Publishers are learning to love collaboration
The complexity of digital media is forcing formerly warring departments at publishers to call truces and work together. Nothing concentrates the mind like crisis.
The New York Times and Washington Post now have ad innovations units that look to the newsroom for inspiration for new ad products. One of the most traditionally siloed companies, Condé Nast, is sharing best practices, notably a new ad product, The Accelerator, that came out of its tiny tech vertical, Ars Technica.
Such examples of collaboration might be just another day in many other industries but once were unheard of at publishing companies. When the publishing industry was awash with profits, journalists could afford to work in blissful ignorance of the business side. Then the Internet ate their lunch and created a need for speed and scale. The result is that individual brands within publishers are not just exchanging best practices, but people are working across divisional lines within titles themselves.
“For various cultural, historical and cultural reasons, publishing companies have operated in very siloed manners,” said IAB chief Randall Rothenberg.
During a brief stint as Time Inc.’s chief digital officer in 2011, Rothenberg saw the silos firsthand when he tried to assemble a digital leadership team that mixed people from business and editorial, junior and senior. “I was told that was counter-cultural and could be very difficult.” Now, the imperative for traffic growth has editors like Time’s Nancy Gibbs having regular meet-ups to discuss story sharing.
When Troy Young came to Hearst Magazines to rev up its digital presence, he got rid of cubicles and offices and brought together editorial, analytics, photo and video staffers to foster a fast, reactive working environment for the Web.

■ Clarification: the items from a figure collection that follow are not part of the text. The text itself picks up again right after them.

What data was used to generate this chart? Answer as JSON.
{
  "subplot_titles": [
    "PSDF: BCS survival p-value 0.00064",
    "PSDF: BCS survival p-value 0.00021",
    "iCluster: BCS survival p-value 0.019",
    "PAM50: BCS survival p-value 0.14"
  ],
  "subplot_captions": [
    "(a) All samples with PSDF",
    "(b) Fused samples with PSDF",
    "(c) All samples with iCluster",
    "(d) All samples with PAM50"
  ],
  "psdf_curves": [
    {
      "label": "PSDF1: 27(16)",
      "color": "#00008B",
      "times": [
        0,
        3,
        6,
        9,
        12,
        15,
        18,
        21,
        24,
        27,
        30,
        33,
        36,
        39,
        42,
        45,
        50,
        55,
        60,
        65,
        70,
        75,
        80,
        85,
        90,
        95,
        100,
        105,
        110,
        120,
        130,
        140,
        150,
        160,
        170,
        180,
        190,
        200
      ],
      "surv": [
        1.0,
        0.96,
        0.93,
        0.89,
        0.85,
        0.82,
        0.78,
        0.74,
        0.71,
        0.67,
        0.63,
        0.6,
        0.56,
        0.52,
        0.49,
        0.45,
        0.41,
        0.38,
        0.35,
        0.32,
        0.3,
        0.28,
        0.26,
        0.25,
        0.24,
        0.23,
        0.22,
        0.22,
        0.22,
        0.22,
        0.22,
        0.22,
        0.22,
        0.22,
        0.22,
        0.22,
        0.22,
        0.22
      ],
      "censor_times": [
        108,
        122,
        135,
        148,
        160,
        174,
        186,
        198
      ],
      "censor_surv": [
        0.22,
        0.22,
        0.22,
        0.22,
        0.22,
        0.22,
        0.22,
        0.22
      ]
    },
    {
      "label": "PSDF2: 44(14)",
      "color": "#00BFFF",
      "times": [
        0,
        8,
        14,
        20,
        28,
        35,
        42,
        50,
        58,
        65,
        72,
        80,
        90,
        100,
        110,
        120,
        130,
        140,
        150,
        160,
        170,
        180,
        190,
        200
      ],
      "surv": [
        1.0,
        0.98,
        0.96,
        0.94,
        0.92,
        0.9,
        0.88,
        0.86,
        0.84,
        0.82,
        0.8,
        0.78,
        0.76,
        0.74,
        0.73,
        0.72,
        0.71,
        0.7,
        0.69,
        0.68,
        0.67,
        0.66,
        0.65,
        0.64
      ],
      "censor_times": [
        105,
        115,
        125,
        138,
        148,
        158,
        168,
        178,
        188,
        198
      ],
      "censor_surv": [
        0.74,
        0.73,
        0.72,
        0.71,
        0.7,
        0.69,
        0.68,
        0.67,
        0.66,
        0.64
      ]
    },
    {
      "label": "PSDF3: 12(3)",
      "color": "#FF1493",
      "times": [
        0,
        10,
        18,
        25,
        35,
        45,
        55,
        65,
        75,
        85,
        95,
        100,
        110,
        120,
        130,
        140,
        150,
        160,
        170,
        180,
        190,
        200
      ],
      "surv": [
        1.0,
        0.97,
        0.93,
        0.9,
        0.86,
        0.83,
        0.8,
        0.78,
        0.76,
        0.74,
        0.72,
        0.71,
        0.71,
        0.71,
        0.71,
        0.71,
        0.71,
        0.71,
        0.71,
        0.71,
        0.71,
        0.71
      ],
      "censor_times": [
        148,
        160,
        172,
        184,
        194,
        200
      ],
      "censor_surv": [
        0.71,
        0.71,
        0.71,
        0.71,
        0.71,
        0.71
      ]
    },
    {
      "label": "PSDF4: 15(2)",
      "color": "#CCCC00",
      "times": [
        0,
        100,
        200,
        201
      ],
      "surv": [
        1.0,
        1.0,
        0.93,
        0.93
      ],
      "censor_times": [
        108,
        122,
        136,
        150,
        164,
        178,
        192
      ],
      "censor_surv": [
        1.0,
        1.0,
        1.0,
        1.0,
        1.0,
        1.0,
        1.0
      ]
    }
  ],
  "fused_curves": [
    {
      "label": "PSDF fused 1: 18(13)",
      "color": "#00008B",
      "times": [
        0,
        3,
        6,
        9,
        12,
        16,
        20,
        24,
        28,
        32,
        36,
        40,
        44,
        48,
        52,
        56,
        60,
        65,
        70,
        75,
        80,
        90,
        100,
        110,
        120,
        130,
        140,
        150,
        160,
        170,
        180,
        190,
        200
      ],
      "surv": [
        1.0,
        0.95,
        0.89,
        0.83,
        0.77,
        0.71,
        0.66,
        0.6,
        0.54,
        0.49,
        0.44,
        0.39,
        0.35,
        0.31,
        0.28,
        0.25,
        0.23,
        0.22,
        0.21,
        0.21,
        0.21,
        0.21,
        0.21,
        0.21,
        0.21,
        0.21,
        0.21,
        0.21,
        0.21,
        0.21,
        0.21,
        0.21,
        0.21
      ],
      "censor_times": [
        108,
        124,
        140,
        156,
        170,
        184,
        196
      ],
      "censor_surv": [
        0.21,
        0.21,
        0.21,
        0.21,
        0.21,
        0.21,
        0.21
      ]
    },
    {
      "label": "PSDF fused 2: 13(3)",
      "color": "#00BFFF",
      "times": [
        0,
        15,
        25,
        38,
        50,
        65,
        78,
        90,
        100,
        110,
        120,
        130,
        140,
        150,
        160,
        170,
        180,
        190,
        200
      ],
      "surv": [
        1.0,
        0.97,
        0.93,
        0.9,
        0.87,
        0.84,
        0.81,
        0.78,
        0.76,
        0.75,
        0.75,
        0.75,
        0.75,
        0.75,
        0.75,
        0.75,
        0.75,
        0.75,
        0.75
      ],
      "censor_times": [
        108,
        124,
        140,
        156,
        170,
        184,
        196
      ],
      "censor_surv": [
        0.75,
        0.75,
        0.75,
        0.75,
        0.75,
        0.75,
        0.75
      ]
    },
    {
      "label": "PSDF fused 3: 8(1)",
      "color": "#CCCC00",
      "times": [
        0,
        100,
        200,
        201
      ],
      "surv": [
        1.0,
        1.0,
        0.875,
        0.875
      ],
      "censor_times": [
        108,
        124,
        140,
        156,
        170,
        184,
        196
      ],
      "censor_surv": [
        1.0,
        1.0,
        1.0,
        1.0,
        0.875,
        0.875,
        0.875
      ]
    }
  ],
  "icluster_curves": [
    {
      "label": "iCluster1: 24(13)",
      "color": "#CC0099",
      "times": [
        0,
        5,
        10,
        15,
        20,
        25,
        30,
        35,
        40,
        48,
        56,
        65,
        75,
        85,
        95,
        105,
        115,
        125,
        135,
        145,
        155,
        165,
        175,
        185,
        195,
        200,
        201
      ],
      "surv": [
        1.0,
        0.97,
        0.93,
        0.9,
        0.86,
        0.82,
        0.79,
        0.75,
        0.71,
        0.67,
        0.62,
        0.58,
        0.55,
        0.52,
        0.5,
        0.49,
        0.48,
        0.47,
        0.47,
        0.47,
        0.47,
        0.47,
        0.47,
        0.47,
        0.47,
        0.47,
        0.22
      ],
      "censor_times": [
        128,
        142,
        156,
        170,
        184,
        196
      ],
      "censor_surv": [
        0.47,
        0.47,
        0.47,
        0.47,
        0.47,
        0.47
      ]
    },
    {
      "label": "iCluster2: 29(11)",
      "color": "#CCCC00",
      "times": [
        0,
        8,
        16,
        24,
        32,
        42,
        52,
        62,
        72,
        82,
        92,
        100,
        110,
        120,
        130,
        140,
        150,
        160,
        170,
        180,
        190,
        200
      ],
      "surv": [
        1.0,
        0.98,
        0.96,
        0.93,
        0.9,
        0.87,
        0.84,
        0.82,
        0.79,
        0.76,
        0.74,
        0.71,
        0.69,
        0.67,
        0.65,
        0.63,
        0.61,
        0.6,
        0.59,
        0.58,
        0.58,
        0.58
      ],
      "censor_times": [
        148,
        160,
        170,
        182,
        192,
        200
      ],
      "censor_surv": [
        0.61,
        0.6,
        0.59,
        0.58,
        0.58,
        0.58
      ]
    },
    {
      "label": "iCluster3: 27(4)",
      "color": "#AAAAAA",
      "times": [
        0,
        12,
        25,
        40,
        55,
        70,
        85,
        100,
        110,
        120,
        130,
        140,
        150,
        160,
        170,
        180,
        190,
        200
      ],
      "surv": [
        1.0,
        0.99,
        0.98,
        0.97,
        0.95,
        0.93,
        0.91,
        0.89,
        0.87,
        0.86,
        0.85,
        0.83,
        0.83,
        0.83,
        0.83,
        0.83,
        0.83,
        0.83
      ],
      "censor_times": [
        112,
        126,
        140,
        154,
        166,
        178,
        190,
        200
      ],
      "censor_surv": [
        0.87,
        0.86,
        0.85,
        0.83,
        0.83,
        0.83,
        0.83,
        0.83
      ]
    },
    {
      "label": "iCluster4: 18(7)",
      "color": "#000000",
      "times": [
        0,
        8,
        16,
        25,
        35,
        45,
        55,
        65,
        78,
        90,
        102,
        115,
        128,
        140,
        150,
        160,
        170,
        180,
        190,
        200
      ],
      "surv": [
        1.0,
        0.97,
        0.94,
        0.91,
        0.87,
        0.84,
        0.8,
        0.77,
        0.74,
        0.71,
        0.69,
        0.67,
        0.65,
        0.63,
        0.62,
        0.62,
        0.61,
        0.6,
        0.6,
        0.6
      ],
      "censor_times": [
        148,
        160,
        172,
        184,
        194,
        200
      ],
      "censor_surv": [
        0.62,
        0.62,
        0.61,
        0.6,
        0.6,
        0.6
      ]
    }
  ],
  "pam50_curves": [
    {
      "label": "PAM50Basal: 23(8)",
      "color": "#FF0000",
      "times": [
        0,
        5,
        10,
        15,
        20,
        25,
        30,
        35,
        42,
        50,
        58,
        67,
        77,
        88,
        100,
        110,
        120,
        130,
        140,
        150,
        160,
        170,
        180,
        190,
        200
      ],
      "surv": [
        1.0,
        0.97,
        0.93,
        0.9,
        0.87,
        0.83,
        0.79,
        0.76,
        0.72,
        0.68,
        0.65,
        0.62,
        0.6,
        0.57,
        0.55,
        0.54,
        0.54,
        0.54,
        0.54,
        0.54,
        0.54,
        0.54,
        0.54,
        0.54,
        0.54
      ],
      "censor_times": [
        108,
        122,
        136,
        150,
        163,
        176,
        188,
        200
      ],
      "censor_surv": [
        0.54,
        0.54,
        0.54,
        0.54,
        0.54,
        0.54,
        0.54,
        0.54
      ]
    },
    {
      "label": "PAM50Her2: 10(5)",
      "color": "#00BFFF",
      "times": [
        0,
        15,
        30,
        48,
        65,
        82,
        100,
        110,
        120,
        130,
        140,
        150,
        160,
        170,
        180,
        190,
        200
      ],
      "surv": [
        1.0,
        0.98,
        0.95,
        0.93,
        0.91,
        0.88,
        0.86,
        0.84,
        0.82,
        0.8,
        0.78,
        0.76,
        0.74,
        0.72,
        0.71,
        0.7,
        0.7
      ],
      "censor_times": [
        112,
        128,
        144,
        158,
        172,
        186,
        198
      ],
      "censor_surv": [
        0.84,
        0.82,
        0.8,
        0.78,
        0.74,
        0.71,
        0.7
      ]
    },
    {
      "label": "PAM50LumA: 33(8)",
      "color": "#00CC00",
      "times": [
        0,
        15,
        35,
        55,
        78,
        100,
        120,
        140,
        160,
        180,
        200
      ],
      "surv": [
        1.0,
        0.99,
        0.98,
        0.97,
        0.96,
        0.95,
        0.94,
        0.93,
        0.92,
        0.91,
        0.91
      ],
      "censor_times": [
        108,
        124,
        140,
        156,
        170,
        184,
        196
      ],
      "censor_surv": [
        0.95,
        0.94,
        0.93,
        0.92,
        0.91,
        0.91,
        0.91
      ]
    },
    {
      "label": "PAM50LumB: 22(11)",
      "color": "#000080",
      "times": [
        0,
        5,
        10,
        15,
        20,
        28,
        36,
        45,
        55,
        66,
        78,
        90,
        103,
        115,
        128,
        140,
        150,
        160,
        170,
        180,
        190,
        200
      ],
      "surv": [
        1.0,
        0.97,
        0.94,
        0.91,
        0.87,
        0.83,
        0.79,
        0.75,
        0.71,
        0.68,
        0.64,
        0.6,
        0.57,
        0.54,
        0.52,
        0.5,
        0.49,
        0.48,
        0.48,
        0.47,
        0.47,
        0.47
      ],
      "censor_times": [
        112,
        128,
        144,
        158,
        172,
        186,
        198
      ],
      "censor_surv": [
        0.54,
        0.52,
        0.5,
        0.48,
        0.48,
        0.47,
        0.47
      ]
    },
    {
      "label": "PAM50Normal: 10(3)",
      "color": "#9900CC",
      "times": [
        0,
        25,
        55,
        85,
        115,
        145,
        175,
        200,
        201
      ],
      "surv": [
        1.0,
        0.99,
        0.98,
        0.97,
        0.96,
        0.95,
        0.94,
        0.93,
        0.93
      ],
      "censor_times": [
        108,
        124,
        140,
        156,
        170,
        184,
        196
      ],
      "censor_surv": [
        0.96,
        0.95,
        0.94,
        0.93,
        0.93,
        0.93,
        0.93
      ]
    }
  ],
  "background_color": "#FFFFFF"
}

“Digital demands that we be relevant to the consumer at any moment,” Young said. “You have to be fast if you want to get traffic; you have to create a culture of speed.”
Gannett has a tradition of talent and content sharing across its community newspapers and USA Today, but it has stepped up the pace in the past few years.
“In traditional media, if you had a local newspaper, you contained the readers’ attention while they held that physical product,” Gannett chief digital officer David Payne said. “When you’re in digital, it’s the entire worldwide content. You have to have strategies that have the best content your company produces to keep their attention. So it would be self-defeating to operate in silos.”
That has meant putting in a common CMS for its sites, creating a corporate digital video production unit and shared national news desk. Late last year, Gannett began rolling out USA Today content to its local papers as part of Project Butterfly.
“When I first got here three years ago, we were really a collection of 100 different newsrooms with different missions and agenda,” Payne said. “We’re way past the point of talking about collaboration. The silos for us, inside this company, they don’t exist anymore.”
Payne admitted the process wasn’t always smooth: “You got to show results to journalists; they’re a skeptical group.”
While some will see collaboration as a good thing, there are pitfalls. There is, after all, good reason to have editorial and business maintain some separation. And there are limits to collaboration’s benefits, given the realities of building a digital business while maintaining their existing enterprise.
“A traditional media company, they have all the infrastructure, but at the same time they need to be nimble,” said former newspaper editor-turned-consultant Alan Mutter. “They don’t have the mindshare to compete with digital publishing because they’re worried about the existing business. And the reason is logical. At a newspaper company, something like 80 to 90 percent of the revenues are still generated by the print product.”
Or, as Rothenberg put it, “If your industry sucks, there’s not much you can do about it.”